The phenomenon of shear-band formation exists in many settings, from the nearly atomic scale in "metallic glasses," to the millimeter scale in machined metals and to kilometer-size defects seen in rocks that undergo sliding in the earth's crust.
The "displacement profiles" of shear bands resemble those created in liquids flowing past an interface. Because of this similarity, the researchers applied mathematical equations customarily used to analyze viscous fluid flow to analyze the formation of the shear bands. The fluid-like behavior is mysterious because it is unclear whether the metals being processed heat up enough to actually become liquid.
"The temperatures generated in these shear bands have been estimated from a few hundred Celsius to a few thousand Celsius, so this is really an unknown," Viswanathan said.
The first phase of the band formation occurs within just a few microseconds.
"The second phase is where the metal slides along a thin weak interface," Sagapuram said. "This phase is somewhat more gradual and surprisingly exhibits a viscous-like behavior."
The suppression method works by adding a wedge-shaped die opposite the cutting tool, so that the chip from the metal being machined is channeled between the two. The additional tool constrains the metal to deform more uniformly and eliminates the viscous sliding phase. Because of its simplicity, the method is practical for use in industry.

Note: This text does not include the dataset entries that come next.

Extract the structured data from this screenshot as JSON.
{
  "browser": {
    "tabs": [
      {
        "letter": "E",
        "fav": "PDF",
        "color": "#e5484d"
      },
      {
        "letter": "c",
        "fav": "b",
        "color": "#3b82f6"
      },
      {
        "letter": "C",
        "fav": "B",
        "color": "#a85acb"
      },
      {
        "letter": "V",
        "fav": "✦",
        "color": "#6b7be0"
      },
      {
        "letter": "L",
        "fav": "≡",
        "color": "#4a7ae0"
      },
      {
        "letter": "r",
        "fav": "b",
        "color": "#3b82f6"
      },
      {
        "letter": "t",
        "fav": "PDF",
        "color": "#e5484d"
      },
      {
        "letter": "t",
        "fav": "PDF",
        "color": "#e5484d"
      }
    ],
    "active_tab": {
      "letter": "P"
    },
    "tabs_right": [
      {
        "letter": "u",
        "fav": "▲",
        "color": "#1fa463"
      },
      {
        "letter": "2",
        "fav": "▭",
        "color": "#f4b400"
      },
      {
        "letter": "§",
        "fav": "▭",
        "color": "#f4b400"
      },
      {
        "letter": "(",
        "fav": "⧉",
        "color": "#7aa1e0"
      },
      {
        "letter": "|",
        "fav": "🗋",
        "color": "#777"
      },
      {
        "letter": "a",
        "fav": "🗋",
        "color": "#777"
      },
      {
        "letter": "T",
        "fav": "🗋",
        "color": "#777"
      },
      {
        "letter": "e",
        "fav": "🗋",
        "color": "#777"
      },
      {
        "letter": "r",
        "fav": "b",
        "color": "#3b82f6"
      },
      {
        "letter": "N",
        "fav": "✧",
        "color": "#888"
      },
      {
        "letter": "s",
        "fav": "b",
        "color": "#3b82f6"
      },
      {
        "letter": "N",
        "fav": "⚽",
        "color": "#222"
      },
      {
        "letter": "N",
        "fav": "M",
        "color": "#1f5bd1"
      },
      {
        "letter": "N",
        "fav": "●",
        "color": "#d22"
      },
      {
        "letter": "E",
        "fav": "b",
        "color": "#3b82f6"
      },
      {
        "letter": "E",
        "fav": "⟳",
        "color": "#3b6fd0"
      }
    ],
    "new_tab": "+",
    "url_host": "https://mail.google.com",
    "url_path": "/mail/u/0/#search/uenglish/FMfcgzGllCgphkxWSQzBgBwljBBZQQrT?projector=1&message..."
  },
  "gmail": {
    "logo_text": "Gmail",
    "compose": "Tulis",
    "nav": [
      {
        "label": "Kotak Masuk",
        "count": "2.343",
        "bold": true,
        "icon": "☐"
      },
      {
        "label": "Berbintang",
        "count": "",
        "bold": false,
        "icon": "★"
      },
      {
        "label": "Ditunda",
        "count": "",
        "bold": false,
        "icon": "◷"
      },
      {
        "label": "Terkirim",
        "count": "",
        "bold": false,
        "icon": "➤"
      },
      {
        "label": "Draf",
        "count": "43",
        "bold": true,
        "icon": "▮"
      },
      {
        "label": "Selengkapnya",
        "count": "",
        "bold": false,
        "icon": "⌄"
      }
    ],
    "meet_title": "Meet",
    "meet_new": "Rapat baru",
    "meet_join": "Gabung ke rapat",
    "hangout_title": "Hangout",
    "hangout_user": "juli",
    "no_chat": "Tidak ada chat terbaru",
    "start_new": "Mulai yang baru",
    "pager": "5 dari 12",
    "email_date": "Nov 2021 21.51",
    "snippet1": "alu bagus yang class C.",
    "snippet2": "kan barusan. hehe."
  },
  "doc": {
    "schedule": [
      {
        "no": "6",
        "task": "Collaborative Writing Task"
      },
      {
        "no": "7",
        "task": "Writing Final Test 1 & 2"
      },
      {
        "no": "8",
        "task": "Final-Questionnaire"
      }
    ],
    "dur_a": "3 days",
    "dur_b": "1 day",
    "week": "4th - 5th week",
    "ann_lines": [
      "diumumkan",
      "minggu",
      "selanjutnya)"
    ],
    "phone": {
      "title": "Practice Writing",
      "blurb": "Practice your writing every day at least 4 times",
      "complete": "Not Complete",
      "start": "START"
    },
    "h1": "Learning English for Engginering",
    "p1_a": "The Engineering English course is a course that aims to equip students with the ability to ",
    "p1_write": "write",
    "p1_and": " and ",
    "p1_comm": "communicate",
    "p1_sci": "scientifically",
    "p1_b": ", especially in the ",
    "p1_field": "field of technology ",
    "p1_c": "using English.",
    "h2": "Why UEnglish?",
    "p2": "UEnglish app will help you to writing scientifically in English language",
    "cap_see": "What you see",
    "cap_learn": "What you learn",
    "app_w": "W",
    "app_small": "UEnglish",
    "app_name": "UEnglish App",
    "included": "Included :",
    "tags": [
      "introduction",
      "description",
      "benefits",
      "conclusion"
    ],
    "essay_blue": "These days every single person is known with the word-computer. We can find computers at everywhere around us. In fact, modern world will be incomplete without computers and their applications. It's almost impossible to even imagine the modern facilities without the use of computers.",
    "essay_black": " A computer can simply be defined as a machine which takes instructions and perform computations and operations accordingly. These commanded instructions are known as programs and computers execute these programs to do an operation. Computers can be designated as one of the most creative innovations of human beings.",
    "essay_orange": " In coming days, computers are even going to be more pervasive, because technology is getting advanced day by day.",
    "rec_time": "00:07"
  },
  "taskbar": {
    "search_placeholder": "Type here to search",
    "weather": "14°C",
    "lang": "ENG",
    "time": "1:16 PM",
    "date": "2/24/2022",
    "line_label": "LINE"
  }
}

"You can think of it as the tool consisting of two parts, one doing the cutting and other doing the constraining," said Chandrasekar, also a professor of materials engineering.
The paper was authored by Sagapuram, Viswanathan, Chandrasekar and Trumble; Anirban Mahan, an assistant professor at the Indian Institute of Technology, Patna; Narayan K. Sundaram, an assistant professor at the Indian Institute of Science; and Rachid M'Saoubi, a research manager at Seco Tools Ltd. in the United Kingdom.
The researchers studied the deformation by taking images of marks etched into the metal beforehand. As the metal is processed, the groove-like "micromarkers" reveal the large and serrated deformations.
"The markers basically tell you if the deformation is homogeneous or not, and also how much deformation the material has locally undergone near the shear band defects," Trumble said.
The shear bands form parallel, intensely deformed striations and may cause the metal to break into fragments small enough to produce a powder-like pile of chip shavings. Metals like titanium and magnesium, which have a hexagonal close-packed crystal structure, are particularly prone to the shear band formation. However, the bands can form also in other metals that do not have this crystal structure, including brass, copper, steels and superalloys.
Several patent applications related to the research were filed through the Purdue Research Foundation's Office of Technology Commercialization.
The work was funded by the U.S. Department of Energy, U.S. Army Research Office and National Science Foundation.